14
votes

The longest common substring problem according to wiki can be solved using a suffix tree.
From wiki:

The longest common substrings of a set of strings can be found by building a generalised suffix tree for the strings, and then finding the deepest internal nodes which have leaf nodes from all the strings in the subtree below it

I don't get this.
Example: if I have:
ABCDE and XABCZ
then the suffix tree is (some branches from XABCZ omitted due to space):
enter image description here

The longest common substring is ABC but it is not I can not see how the description of wiki helps here.
ABC is not the deepest internal nodes with leaf nodes.
Any help to understand how this works?

2
ABC is not the deepest internal nodes with leaf nodes. No, but ABC is the longest common string of nodes anywhere in the tree. The next longest ones are B-C and D-E, with two nodes each. - Robert Harvey
Yes ABC is the longest common string. But I don't understand how the wiki description would actually help me find it programmatically - Cratylus
You have to read the other Wiki: en.wikipedia.org/wiki/Generalised_suffix_tree. There are probably some better (more easily understandable) resources here. See also stackoverflow.com/questions/969448/… - Robert Harvey
@user384706 - I think part of the problem is that's not a proper suffix tree. You should only one branch that starts root-A-B-C, and the C would have two children: D-E and Z. Similar for the rest of the branches. What you have there is basically just a list of suffixes that all have a root node pointing at them. - twalberg
@twalberg:Yes, you are right. The 2 blue branches would be one. But in this case how could I programmatically find them? It is not clear to me how the wiki description helps - Cratylus

2 Answers

8
votes

Like what's been said before, your tree is incorrect.

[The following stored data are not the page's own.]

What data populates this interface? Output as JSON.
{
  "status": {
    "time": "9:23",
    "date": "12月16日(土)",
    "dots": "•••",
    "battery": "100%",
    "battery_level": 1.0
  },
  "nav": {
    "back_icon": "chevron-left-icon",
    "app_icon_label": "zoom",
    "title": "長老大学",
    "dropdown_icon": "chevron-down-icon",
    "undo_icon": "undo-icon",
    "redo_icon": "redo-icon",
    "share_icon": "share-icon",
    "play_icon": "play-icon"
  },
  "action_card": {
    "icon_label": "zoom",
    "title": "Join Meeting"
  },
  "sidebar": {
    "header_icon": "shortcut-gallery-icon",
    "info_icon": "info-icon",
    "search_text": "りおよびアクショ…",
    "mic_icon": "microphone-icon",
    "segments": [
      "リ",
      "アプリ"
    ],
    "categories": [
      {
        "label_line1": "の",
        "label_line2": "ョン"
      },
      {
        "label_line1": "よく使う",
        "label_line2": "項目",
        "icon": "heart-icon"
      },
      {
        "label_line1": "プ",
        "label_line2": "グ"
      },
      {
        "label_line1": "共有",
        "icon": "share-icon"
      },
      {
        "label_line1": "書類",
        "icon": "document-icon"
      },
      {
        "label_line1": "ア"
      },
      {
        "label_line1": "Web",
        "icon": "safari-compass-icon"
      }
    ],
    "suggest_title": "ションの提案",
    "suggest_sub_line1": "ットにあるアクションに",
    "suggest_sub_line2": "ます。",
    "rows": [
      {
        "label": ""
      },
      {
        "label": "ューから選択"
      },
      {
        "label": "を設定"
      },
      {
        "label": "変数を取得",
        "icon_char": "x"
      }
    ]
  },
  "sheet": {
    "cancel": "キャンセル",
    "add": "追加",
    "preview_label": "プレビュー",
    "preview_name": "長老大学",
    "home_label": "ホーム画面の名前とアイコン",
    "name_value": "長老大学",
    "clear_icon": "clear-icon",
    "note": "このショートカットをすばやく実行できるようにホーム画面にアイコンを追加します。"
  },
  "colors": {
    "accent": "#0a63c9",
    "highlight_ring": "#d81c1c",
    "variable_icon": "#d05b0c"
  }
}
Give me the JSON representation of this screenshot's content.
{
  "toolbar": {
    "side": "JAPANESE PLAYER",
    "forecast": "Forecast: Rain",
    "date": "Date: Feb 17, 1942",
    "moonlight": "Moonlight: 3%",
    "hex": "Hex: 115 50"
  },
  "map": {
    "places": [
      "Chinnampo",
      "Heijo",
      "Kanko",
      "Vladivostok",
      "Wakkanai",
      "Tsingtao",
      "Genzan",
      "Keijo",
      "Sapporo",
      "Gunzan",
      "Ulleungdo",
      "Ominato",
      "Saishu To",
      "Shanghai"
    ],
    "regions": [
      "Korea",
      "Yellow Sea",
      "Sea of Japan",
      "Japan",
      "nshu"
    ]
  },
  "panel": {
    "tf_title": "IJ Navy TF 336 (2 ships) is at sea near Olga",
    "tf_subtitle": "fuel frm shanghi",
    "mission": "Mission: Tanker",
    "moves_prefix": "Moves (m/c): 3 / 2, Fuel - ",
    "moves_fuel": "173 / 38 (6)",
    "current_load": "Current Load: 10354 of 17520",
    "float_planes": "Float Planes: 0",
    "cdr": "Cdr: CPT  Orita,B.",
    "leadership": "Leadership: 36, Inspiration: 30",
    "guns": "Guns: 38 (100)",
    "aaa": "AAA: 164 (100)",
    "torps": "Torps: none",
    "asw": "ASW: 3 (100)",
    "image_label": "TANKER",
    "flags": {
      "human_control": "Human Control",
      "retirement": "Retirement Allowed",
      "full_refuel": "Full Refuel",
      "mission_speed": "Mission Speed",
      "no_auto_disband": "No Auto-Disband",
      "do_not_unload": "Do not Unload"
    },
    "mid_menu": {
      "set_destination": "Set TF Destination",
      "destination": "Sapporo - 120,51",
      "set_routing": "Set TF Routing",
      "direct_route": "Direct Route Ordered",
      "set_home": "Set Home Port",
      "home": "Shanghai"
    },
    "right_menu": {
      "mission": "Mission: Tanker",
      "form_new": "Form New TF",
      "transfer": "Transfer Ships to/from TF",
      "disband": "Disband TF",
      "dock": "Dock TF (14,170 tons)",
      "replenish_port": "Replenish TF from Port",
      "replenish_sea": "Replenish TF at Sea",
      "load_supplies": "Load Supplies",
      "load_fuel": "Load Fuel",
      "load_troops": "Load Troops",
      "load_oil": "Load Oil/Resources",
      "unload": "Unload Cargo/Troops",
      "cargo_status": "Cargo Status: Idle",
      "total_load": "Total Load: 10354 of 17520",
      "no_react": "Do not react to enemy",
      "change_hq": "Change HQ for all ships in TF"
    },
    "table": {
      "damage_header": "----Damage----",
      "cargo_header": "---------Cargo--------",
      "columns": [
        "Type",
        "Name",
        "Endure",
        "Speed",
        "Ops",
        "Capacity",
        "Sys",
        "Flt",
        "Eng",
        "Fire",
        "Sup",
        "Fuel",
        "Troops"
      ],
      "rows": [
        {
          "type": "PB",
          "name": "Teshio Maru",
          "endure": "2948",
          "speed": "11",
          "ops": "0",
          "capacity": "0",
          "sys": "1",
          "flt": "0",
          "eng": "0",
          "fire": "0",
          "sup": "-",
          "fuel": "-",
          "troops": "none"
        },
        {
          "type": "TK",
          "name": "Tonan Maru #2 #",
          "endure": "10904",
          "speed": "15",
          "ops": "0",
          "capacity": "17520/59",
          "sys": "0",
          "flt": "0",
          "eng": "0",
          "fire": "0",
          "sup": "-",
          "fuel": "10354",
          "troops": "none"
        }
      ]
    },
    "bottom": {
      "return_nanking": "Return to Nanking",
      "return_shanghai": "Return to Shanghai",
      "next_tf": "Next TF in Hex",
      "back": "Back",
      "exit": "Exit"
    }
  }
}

This is what I get when running "ABCDE$XABCZ" through my code.

Suffix Tree code:

String = ABCDE$XABCZ$
End of word character 1 = $
└── (0)
    ├── (20) $
    ├── (22) ABC
    │   ├── (15) DE$
    │   └── (23) Z$
    ├── (24) BC
    │   ├── (16) DE$
    │   └── (25) Z$
    ├── (26) C
    │   ├── (17) DE$
    │   └── (27) Z$
    ├── (18) DE$
    ├── (19) E$
    ├── (21) XABCZ$
    └── (28) Z$

In a (compact) suffix tree, you need to find the deepest internal node(s) which have leaf nodes from all the strings. If you have multiple nodes at the same depth, you have to compare the length of the string represented by that node. i.e. ABC, BC, and C all have the same depth, so you have to compare the length of ABC, BC, and C strings to see which is longer; which is ABC obviously.

Suffix Trie code:

└── null
    ├── A
    │   └── B
    │       └── C
    │           ├── D
    │           │   └── (E) ABCDE
    │           └── (Z) ABCZ
    ├── B
    │   └── C
    │       ├── D
    │       │   └── (E) BCDE
    │       └── (Z) BCZ
    ├── C
    │   ├── D
    │   │   └── (E) CDE
    │   └── (Z) CZ
    ├── D
    │   └── (E) DE
    ├── (E) E
    ├── X
    │   └── A
    │       └── B
    │           └── C
    │               └── (Z) XABCZ
    └── (Z) Z

In a (not compact) suffix trie, find the deepest internal node(s) which have leaf nodes from all the strings.

Hope it helps.

4
votes

You have not actually drawn the suffix tree. Had you done it properly, at the root you would only have every possible character once. The tree only splits when a single letter can have multiple following suffixes. That forces common substrings together in the tree, which makes them findable.